Macron had to travel to Ludwigsburg, where the Franco-German Institute is based, to Berlin and Dresden. In this last Saxon city, ravaged by Allied bombing during World War II, he had to give an important speech in the context of the conflict in Ukraine. The visit was going to take place at a delicate moment of friction between Paris and Berlin over several issues, including the prospect of Ukraine joining NATO.

It is the second time in a few months that public disorder has forced Macron to postpone an important diplomatic appointment. In March, the first visit of the new king of England, Charles III, had to be suspended due to the demonstrations against the pension reform. The British monarch had chosen France for his first official trip abroad since his mother, Elizabeth II, succeeded him. It was an uncomfortable situation for Paris, if unavoidable. Charles III did visit Germany. The King of England could finally make the trip to France in September.

The drastic decision to change the agenda, no less than with France’s main partner in the European Union, shows the anxiety with which the Elysee is experiencing the current crisis. Macron’s stay in Paris is an indication that more quiet measures could be taken to stop the revolt. Although the Government is reluctant to declare a state of emergency, the circumstances could force a review of this position.

These days, Macron’s speeches on immigration ghettos in France and the danger engendered by “the concentration of educational and economic difficulties in some neighborhoods of the Republic” are remembered. It is a problem that has been dragging on for decades but which, despite the State’s investments, has not been overcome. Le Monde talks about an “explosive generation” of young people under the age of 18 who act with great coordination and excitement thanks to social networks.
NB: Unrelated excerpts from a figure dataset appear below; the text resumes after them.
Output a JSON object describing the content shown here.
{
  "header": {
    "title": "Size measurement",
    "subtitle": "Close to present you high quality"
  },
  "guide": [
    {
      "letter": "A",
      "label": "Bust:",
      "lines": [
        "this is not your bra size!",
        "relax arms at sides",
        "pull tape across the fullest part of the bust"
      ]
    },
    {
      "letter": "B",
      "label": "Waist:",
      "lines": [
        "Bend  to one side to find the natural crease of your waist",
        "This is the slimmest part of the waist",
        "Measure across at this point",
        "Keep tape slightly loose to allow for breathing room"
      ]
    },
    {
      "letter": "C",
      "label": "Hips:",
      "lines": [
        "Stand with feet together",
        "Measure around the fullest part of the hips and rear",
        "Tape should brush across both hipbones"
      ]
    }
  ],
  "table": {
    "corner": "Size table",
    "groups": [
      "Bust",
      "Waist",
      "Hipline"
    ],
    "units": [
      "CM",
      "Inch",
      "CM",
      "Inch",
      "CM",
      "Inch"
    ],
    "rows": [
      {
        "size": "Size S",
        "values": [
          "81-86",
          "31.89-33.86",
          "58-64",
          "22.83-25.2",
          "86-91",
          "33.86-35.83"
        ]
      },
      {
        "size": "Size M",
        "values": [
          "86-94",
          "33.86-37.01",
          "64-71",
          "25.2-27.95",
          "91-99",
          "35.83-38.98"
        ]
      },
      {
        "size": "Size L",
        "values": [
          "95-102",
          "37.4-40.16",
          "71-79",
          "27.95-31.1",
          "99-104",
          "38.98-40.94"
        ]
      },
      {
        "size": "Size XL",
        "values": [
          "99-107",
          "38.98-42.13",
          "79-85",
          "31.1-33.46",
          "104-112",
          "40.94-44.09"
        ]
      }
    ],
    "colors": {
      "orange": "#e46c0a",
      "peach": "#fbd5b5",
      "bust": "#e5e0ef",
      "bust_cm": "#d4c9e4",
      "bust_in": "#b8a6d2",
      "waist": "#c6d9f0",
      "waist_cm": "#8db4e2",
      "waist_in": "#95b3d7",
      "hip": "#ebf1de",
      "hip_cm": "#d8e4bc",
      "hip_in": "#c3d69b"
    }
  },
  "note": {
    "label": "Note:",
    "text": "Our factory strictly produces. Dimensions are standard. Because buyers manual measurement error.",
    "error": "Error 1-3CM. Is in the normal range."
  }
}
Sometimes the term “lost territories of the Republic” has been used. The Prime Minister of the Interior of the Macron era, Gérard Collomb, invented the category of “neighbourhoods of republican reconquest”. But when he left office, in October 2018, he issued a stern warning that the serious problems persisted and posed a serious medium-term threat to the stability of the State.

In Nanterre, the funerals of Nahel, the 17-year-old who died on Tuesday after being shot by a policeman during a checkpoint, took place. Hundreds of people gathered at the funeral home, where access to the press was strictly prohibited. Later there was a funeral prayer in the Ibn Badis mosque and later the burial of the corpse in the cemetery of Mont Valérien, at the foot of the hill of the same name, a scene loaded with tragic history. Its fortress served as a prison and place of execution for members of the resistance captured by the German occupiers during World War II.